= ShapeShifter (animation) =

ShapeShifter is an online animation freeware developed by Aniboom, aimed at providing users with a platform to create short movies without the need for downloading or installing any software. Launched to simplify the animation process and make it more accessible, ShapeShifter offers a user-friendly interface and a range of features to facilitate animation creation.

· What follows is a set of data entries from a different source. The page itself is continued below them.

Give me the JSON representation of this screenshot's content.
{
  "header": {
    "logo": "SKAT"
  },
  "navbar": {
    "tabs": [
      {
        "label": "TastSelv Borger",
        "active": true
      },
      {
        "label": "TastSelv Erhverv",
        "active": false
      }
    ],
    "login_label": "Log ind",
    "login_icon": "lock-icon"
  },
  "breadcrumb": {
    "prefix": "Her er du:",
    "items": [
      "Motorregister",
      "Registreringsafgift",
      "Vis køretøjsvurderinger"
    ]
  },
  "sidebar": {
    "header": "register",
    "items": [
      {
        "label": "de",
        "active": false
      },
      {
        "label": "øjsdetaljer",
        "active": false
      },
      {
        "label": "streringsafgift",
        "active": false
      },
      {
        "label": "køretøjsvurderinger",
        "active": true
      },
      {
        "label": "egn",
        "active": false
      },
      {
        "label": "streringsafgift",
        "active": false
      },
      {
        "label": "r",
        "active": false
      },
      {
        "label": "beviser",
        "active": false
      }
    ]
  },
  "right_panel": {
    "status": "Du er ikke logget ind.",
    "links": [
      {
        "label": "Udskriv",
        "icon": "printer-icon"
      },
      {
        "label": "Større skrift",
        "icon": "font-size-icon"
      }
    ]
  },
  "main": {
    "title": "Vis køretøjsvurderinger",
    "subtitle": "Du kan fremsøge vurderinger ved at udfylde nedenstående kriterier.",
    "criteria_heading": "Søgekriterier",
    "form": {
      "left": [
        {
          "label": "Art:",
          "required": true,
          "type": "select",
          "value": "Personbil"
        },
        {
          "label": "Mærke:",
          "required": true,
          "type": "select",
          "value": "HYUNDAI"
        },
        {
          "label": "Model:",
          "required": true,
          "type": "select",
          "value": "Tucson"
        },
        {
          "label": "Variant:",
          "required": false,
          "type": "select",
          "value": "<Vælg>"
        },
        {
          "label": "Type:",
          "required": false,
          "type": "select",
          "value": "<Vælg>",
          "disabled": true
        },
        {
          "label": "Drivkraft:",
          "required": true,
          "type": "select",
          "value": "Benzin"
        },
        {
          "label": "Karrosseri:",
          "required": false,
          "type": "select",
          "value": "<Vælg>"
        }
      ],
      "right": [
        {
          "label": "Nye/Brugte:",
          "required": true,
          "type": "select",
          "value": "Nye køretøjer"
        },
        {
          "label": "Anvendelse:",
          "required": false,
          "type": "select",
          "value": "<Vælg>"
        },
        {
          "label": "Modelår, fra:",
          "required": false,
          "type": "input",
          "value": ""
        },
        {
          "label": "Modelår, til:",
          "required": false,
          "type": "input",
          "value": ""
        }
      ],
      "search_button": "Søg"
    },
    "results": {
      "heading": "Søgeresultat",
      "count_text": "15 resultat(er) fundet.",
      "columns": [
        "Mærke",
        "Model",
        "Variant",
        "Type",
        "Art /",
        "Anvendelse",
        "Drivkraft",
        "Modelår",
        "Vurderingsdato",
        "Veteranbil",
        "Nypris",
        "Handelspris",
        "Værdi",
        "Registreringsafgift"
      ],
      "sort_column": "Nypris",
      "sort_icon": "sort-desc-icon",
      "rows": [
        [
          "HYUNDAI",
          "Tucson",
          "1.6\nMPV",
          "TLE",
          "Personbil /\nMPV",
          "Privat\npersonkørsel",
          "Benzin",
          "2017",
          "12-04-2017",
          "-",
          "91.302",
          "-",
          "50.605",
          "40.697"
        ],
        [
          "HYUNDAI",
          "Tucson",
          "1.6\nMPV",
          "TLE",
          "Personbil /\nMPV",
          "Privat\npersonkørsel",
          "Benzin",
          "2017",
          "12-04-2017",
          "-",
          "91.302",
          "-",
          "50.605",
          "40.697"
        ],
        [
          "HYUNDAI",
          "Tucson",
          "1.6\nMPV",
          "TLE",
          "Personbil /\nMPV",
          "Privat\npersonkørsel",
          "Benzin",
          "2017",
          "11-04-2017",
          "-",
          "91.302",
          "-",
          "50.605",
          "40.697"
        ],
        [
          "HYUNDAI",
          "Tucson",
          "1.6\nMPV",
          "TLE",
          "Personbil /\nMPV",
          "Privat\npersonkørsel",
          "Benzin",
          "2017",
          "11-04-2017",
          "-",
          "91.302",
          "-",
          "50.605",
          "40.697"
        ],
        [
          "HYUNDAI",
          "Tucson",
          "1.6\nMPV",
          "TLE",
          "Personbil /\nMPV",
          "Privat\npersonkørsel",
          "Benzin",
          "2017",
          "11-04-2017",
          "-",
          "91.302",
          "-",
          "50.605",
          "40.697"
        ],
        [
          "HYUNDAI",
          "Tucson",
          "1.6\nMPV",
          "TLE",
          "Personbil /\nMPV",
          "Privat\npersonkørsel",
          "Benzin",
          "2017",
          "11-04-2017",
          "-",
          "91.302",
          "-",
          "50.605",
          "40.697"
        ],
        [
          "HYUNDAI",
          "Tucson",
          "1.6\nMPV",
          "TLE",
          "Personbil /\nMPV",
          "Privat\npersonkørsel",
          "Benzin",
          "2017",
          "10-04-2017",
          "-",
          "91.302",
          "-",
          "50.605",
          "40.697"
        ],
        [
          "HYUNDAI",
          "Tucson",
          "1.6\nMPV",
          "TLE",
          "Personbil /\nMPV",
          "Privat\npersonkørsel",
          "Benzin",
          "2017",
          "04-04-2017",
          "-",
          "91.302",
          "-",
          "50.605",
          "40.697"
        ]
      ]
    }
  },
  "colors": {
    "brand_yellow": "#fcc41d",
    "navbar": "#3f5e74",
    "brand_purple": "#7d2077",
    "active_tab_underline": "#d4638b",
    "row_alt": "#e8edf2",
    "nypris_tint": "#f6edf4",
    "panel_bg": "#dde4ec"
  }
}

Shapeshifter is an online animation tool that enables users to create short movies directly through their web browser. The platform offers a simplified interface and basic shapes for users to work with, allowing for the creation of animations without extensive technical knowledge.

==Features==
The software provides features, such as:

- Online Platform: Shapeshifter is a web-based application, allowing users to create animations without the need for downloading or installing software.
- Basic Shapes: Users have access to four basic shapes to create animations.
- Color: Users can choose and apply colors to shapes to enhance their animations.
- Resizing and Scaling Shapes: Shapes can be resized and scaled to create dynamic animations.
- View Outlines: Users have the option to view outlines of shapes for precise editing.
- View Onion Skinning: Shapeshifter offers onion skinning functionality, allowing users to see previous and next frames for reference.
- Adding Frames: Users can add frames to their animations to create sequences.
- Playback of Animation: The platform supports playback of animations, allowing users to preview their creations.
- Saving Animation: Users can save their animations for future editing or sharing.
- Changing the Background Color: Users have the option to change the background color of their animations to suit their preferences.

==Drawbacks==
Given the nature of the software, creating an animation can become tedious or slow. Because of this, many animations are very short and lack detail but some users have created impressive animations using the application.